Critics are claiming the plot is melodramatic. Protagonist Billy Hope (Jake Gyllenhaal), is at the top of his game when a sudden violent outburst at a post-awards reception causes his wife, Maureen (Rachel McAdams), to be fatally shot. The film following this, involves an unnecessary underdog story as the hero loses his money, his title and those dearest to him, and fights to gain it all back.


Jake Gyllenhaal’s demise as Billy Hope is undoubtedly painful just from the trailer as he spirals into drug use, finally losing his daughter, played by Oona Laurence, to social services. The sheer contrast of his new circumstances and dirty environment to the life of luxury he led with the woman he loved is clear, bringing with it a punch of what we take for granted.
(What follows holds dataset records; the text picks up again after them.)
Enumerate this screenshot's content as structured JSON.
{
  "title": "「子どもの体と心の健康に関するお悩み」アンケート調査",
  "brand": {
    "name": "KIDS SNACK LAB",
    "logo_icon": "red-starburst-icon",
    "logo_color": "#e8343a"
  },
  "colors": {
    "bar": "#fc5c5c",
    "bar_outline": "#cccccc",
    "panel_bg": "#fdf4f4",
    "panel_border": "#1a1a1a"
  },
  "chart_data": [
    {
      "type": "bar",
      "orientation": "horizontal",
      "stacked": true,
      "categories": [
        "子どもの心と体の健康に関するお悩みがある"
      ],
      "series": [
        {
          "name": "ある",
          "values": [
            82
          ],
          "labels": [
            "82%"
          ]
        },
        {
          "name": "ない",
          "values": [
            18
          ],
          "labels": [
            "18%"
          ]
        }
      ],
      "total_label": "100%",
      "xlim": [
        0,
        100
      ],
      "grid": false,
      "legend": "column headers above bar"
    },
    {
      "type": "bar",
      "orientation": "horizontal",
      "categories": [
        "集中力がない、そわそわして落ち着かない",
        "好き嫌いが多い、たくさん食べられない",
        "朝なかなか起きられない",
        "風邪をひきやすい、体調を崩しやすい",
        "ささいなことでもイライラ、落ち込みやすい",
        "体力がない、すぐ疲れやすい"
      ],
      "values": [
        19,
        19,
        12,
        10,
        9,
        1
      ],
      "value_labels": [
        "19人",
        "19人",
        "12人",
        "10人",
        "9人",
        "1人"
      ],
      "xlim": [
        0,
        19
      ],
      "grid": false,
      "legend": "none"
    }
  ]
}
Furthermore, daughter Leila’s anger and resentment allegedly only injects the film with extra drama for our protagonist as he tries to reconcile with her, giving the sense the film is only using her as a prop to instigate more heartbreak.
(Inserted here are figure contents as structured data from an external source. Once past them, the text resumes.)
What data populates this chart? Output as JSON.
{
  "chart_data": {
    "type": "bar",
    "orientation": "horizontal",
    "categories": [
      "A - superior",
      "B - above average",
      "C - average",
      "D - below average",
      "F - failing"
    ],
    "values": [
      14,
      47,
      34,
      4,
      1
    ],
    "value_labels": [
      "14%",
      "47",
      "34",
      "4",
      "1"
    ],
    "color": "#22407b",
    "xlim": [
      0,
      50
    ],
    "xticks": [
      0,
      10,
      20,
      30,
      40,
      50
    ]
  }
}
Instead of grasping the genre by the horns as evidenced in other boxing films The Fighter and Million Dollar Baby, the film’s plot is lack-lustre and uninspired, naturally drawing the focus to Jake Gyllenhaal’s own incredible work. His turn in Nightcrawler is not even recognizable. The glaring images of him bleeding from the gums, roaring at the camera, is crude yet instantly engaging, helping us believe he really is the light heavyweight boxing champion.


Not only this but Gyllenhaal’s physical transformation proves how seriously he takes his craft as an actor. Similarly, McAdams has been praised for her performance and it has been stated the chemistry between herself and Gyllenhaal was strong, regretfully disappearing too soon. Forest Whitaker is Billy’s solace when he shows up at his gym desperate for a job. From there, they work together to bring back Billy Hope… the finale hopefully is as profound as the clichés.


The summer release for Southpaw couldn’t have been better timed; the summer is known for the dip in cinematic prowess, yet hopefully this film’s dramatic onslaught of testosterone will surely shake us all out of our lethargy. Even so, the film’s melodramatic story arc diminishes the powerful performances on display. In my opinion it doesn’t seem worth the gamble.